Of course, its chief problem, apart from weak dialogue, was its somewhat unrealistic optimism about the human spirit. While touching on the highly sensitive issue of human trafficking in Indonesia, it passed over the problem without looking at its heart. Humans in the film were fundamentally good, if given the right circumstances. This did not explain where the trafficking problem came from. Were the traffickers a mere aberration? Were they subhuman somehow? The film avoided these kinds of questions.

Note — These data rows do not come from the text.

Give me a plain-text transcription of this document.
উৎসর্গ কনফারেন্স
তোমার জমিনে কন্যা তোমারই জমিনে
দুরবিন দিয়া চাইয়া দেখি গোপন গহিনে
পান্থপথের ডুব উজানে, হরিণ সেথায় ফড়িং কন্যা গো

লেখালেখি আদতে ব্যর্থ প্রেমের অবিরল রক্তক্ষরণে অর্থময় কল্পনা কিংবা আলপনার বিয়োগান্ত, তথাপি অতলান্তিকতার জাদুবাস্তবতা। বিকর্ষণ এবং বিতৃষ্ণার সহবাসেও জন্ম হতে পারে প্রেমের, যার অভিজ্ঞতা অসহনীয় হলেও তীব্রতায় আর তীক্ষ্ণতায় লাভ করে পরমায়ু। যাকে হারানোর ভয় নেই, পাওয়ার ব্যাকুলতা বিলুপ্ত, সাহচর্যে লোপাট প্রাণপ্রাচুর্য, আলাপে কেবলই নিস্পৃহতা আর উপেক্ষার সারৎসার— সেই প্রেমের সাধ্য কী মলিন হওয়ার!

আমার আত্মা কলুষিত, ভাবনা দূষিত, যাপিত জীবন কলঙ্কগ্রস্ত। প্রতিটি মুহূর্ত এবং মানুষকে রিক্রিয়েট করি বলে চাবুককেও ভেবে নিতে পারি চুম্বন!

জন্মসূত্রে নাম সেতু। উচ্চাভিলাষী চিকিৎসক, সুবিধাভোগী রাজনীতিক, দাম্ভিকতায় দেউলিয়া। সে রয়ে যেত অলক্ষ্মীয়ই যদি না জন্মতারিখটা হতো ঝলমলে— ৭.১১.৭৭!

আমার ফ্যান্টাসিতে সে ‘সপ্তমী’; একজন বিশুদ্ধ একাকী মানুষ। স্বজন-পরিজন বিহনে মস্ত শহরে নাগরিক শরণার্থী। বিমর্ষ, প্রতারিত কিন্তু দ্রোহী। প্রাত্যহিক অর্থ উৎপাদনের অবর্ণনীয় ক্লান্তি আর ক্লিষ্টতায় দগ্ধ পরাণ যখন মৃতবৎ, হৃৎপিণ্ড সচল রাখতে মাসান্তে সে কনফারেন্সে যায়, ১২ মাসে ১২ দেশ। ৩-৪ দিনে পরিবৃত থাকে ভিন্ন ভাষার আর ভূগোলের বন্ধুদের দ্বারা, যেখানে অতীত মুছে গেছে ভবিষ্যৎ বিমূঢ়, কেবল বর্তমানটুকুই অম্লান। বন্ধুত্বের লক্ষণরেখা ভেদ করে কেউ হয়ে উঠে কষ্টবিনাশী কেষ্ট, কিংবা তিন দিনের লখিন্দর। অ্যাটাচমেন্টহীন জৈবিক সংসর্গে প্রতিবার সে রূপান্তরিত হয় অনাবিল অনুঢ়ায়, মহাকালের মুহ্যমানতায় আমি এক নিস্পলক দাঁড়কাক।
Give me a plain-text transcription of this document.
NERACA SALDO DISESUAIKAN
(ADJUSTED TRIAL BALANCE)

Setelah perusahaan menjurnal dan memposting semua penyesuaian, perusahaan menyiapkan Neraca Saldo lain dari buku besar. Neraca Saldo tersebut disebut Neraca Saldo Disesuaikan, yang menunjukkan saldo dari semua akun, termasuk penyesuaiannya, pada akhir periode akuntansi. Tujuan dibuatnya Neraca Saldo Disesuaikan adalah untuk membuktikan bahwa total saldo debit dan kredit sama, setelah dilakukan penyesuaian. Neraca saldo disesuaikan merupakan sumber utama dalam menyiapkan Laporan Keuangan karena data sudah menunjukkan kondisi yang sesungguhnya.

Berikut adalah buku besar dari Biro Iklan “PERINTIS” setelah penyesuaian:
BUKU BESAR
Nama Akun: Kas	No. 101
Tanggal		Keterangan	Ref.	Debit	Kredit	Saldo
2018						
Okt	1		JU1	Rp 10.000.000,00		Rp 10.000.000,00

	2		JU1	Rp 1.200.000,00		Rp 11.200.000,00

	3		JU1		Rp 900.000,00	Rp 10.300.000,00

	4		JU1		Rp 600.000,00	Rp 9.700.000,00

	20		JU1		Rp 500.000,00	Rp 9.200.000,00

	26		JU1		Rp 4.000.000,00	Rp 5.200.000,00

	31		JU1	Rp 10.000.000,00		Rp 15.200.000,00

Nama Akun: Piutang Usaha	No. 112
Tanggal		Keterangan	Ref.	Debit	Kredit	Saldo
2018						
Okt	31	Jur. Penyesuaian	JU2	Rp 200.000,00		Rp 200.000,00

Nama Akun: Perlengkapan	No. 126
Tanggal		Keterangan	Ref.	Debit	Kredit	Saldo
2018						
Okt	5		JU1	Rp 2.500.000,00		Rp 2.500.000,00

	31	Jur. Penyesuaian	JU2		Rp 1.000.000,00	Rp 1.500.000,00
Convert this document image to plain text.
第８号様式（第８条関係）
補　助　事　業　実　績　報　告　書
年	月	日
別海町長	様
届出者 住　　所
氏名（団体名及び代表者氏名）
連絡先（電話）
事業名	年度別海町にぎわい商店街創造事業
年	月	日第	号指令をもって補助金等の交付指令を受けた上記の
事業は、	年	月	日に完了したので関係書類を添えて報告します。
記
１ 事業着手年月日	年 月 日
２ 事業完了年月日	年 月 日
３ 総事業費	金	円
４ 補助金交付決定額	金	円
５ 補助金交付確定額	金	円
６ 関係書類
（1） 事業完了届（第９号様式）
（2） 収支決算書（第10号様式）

"Jane Eyre" was a film with much more subtlety. It's hard to imagine a two-hour film that could possibly do justice to Charlotte Bronte, but this, I think, came close. It was delicate, moving, passionate and tender all at once, in the way that often only Bronte can be. And, though education was by no means the focus of the film, again there was something said about it, through the comparison between the "thorough education" Jane received at Norwood - a brutal, austere education through beatings and isolation - and the kind, compassionate education Jane later gives her pupil, Adele.
Of course, in Bronte, and in all the great Victorian novels, life is the great Education. Life toughens and transforms all Victorian heroes and heroines, much as Jaleswari, the heroine of "Batas", is toughened and transformed by her time in the remote Kalimantan village.
But does education transform everyone? As a teacher, I have to say I suspect it does not. Was there a process of education thorough enough that it could stop human trafficking? Surely the perpetrators of such a crime know it is wrong; they don't need to be taught that. They need their hearts to be transformed. Could education have kept Bertha Mason from going mad? Possibly, although it would have needed to change the culture that would have confined and beaten her if she had ever been admitted to receive "professional care". Education very nearly broke Jane. Human compassion saved her.
As I sit down to mark a daunting pile of student responses to "A Midsummer Night's Dream", it is with, I hope, a healthy awareness of the limits of education. And what can overcome those limits? In our humility, we should ask the one who made us. If anyone knows the answer, I'm sure it's Him.